Hommage à Pierre Fédida, ce livre est un parcours à travers son œuvre. Sa pensée de l’absence produit une « théorie du souffle insdistinct de l’image » qui explore les rapports entre corps, parole, souffle, image, qui s’interroge ainsi sur la respiration du temps dans l’image et découvre les affinités paradoxales de l’air et de la pierre, de la danse et de la sépulture, de l’art et de la généalogie.

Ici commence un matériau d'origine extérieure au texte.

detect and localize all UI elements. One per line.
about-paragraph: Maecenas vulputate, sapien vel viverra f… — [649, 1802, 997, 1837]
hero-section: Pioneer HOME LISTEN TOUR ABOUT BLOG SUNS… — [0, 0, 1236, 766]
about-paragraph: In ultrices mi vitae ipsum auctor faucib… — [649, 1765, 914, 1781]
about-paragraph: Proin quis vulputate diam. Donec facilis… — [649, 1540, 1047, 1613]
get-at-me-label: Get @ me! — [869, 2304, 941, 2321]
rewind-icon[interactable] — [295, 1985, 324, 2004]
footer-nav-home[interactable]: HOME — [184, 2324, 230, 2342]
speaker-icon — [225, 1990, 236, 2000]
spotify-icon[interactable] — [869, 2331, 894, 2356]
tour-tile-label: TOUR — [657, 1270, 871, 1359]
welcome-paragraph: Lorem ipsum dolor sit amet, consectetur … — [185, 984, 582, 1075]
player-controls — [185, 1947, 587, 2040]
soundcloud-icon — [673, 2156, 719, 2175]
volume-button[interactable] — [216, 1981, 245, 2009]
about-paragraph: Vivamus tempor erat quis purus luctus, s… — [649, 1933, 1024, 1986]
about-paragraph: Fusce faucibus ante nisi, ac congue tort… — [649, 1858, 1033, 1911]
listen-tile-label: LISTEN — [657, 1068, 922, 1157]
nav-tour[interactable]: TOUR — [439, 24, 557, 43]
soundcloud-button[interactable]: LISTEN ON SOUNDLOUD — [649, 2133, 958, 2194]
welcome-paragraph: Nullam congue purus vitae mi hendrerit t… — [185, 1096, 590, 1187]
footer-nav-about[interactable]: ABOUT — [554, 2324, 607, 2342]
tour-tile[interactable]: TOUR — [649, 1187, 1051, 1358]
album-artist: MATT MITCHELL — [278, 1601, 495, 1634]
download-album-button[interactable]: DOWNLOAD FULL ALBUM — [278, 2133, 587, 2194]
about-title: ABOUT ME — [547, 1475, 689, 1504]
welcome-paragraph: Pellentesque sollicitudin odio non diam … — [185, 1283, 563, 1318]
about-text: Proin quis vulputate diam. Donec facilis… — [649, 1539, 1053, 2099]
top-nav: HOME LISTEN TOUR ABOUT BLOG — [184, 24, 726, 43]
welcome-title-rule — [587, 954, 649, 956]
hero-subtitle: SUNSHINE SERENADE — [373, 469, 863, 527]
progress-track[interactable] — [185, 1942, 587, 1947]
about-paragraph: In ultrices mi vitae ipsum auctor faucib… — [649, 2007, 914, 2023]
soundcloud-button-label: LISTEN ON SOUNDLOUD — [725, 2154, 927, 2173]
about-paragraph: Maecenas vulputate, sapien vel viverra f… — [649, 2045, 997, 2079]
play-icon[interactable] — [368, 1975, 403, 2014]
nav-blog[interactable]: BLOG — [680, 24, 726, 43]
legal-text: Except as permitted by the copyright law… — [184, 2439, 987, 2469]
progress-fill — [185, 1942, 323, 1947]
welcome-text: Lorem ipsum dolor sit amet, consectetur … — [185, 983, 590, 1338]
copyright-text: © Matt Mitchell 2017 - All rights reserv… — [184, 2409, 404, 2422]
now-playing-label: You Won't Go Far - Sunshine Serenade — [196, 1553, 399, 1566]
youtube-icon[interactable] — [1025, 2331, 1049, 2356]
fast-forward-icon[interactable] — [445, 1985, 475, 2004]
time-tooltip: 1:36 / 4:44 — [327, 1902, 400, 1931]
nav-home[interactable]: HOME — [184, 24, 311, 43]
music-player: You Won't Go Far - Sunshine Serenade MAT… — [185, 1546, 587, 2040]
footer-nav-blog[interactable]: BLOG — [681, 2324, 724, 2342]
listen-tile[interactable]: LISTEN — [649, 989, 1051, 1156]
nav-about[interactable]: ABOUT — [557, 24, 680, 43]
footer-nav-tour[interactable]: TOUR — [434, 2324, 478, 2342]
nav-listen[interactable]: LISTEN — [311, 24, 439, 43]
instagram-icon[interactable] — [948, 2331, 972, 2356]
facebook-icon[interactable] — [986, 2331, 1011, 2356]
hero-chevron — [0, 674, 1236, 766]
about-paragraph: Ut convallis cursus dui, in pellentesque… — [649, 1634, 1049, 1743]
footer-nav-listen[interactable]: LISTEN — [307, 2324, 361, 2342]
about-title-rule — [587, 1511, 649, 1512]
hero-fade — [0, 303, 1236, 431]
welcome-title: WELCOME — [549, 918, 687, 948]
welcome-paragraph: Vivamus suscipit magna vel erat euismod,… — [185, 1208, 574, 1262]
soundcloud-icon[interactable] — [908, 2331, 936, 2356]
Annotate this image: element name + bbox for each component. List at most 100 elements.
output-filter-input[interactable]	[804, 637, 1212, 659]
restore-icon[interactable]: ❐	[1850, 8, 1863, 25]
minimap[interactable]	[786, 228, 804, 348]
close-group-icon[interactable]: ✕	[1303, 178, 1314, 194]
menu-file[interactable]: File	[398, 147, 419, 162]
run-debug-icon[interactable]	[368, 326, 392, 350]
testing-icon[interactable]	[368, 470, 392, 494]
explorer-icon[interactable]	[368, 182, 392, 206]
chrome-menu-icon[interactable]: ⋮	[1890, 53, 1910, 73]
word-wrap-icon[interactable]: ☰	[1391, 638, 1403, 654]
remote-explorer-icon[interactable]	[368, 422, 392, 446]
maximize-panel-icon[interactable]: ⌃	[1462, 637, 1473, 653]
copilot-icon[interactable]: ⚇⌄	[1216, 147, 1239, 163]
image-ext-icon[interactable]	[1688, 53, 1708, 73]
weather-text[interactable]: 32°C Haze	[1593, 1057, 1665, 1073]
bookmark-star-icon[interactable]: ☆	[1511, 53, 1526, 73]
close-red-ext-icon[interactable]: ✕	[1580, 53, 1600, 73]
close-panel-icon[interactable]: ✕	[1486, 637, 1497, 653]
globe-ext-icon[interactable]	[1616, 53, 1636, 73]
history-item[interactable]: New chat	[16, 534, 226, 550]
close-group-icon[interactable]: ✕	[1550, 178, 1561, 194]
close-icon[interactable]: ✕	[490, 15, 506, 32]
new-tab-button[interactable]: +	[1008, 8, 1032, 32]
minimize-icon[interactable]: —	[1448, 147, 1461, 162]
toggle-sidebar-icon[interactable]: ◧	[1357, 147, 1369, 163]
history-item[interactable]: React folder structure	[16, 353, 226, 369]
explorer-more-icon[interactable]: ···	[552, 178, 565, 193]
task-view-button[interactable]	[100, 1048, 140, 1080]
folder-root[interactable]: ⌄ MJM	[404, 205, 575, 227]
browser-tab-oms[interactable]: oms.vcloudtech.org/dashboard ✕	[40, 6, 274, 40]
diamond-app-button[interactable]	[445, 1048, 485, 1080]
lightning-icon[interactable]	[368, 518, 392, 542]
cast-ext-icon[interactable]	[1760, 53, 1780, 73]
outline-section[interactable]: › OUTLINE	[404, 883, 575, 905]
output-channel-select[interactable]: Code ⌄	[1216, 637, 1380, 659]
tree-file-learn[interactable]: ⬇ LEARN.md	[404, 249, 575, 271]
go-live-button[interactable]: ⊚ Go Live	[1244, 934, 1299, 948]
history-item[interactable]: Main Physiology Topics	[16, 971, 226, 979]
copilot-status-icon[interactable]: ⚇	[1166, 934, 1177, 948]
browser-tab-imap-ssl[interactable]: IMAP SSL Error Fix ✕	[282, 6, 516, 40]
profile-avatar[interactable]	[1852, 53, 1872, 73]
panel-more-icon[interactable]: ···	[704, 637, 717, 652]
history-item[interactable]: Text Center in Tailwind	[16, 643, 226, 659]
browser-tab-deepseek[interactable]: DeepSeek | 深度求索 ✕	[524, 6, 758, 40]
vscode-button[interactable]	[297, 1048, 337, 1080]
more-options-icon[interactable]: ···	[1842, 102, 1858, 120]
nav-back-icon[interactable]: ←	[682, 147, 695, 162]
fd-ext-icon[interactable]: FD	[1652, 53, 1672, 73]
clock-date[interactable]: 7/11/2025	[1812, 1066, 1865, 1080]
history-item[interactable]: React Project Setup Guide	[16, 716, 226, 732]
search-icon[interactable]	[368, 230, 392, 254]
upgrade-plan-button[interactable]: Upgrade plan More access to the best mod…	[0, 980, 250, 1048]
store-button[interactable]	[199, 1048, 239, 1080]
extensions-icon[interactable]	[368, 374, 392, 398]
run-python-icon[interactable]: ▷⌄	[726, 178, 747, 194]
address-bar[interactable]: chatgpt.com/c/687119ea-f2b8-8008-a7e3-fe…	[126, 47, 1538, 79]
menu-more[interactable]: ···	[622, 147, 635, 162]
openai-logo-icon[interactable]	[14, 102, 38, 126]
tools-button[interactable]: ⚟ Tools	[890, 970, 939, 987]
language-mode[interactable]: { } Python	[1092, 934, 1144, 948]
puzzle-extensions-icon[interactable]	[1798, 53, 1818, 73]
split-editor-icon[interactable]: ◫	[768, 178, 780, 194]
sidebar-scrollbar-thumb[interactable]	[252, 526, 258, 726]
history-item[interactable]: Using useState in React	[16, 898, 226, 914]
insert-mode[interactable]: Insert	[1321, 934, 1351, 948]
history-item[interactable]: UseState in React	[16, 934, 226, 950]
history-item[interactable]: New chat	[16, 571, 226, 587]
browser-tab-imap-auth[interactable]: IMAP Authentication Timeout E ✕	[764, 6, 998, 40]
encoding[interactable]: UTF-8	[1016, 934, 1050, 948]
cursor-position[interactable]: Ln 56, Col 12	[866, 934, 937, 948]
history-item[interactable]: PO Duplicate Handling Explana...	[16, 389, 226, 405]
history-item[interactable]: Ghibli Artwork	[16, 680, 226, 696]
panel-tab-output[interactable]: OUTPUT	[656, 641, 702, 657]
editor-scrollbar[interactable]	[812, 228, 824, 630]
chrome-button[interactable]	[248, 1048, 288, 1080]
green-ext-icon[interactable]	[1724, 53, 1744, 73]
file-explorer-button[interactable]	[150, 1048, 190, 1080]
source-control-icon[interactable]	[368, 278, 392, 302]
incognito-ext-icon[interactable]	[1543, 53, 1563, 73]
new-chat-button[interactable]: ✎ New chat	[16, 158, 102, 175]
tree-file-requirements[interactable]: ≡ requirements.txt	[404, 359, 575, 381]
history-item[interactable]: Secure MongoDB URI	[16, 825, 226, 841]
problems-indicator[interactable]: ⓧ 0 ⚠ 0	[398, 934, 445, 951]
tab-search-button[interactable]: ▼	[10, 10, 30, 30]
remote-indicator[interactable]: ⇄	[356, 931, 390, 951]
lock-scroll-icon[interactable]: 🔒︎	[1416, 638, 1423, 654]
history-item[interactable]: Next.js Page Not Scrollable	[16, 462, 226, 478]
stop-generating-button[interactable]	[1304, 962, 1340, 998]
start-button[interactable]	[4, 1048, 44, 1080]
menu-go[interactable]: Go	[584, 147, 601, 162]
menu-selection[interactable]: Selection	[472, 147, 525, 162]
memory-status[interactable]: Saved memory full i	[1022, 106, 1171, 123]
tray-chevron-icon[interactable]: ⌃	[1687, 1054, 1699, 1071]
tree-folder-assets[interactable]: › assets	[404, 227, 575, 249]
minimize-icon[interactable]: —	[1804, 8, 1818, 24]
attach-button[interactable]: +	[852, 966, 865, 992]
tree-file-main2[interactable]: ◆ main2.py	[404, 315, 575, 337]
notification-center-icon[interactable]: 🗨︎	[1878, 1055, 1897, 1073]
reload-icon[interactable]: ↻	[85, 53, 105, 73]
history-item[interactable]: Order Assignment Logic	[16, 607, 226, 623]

La plus juste parole n’est pas celle qui dit toujours la vérité, ni même celle du « mi-dire », mais celle qui accentue ; celle qui éclaire, fugitivement, lacunairement, en donnant de l’air et du geste, puis laisse sa place nécessaire à l’ombre, au fond qui se retourne, à l’indécision de l’être. C’est une pratique de souffle, une respiration. « Accentuer les mots pour faire danser les manques et leur donner puissance, consistance de milieu en mouvement. Accentuer les manques pour faire danser les mots et leur donner puissance, consistance de corps en mouvement. » Pierre Fédida avait ce grand art, psychanalytique, philosophique, poétique, d’accentuer la vérité à laquelle il se voua. Ses textes semblent difficiles parce qu’ils laissent longtemps dans l’ouvert et l’errance de la question non résolue. Mais ils se révèlent décisifs lorsque le coup est frappé, la lueur émise, l’accentuation des temps de la phrase posée dans sa douceur et son tranchant. De sa difficulté respiratoire même, il tira une connaissance fondamentale, un art de la parole et de l’écoute. Son projet psychopathologique se réclamait explicitement d’une tradition tragique. L’air, milieu par excellence du figurable, mouvement atmosphérique et fluide de l’inconscient, est construit comme paradigme d’une poétique singulière où puisse advenir le présent réminiscent qui ressent la caresse impalpable et pourtant bien actuelle d’un souffle, de ce vent issu du passé anachronique. Le souffle n’est pas suspens du sens mais condition du dire.
Binswanger, dont Fédida est avec M. Foucault et H. Maldiney un des meilleurs connaisseurs, n’est pas tant pour lui un maître que celui qui introduit à l’impossibilité de conclure et au refus de clore la psychanalyse sur elle-même. Entre psychanalyse et philosophie, aucune des deux ne saurait « conclure » l’autre, l’achever, la dépasser. Pas plus que structuralisme et phénoménologie ne peuvent s’exclure en refusant l’autre jusqu’au bout. L’intervalle, chez Pierre Fédida – permettant de penser le symptôme, c’est-à-dire aussi les liens du corps à la parole –, est à double entente : structurale comme « entre », phénoménologique comme « antre » (espace organique penséé selon le paradigme hypocondriaque). De même « l’objeu », emprunté à la poésie de Francis Ponge permet de penser la temporalité du dispositif analytique, sa métamorphose même, sa plasticité faite de symptômes, d’événements, de singularités. Le jeu, qui suppose le geste, éclaire le deuil, abattement du geste. La chorégraphie du deuil vécu suscite une forme à donner et un temps à prendre, matière à métamorphoses de l’image-deuil en une image que traverse le désir. Le mouvement est ce qui prendra forme. Le travail de Pierre Fédida s’oriente ainsi dans deux directions complémentaires : l’image-souffle et l’obstacle, l’image-pierre, comprise dans les deux cas à partir de son négatif, sa « désimagination », sa capacité à ruiner la représentation et le déjà-là de la pensée non pensée.
La force de l’écriture et de l’amitié de Georges Didi-Huberman suscitent une lecture de l’œuvre qui en est une interprétation au sens le plus fort et le plus créateur du terme, dans une fidélité rigoureuse et une intelligence extrême du mouvement qui la crée. Le livre lui-même est une œuvre d’art, d’une impressionnante densité de pensée.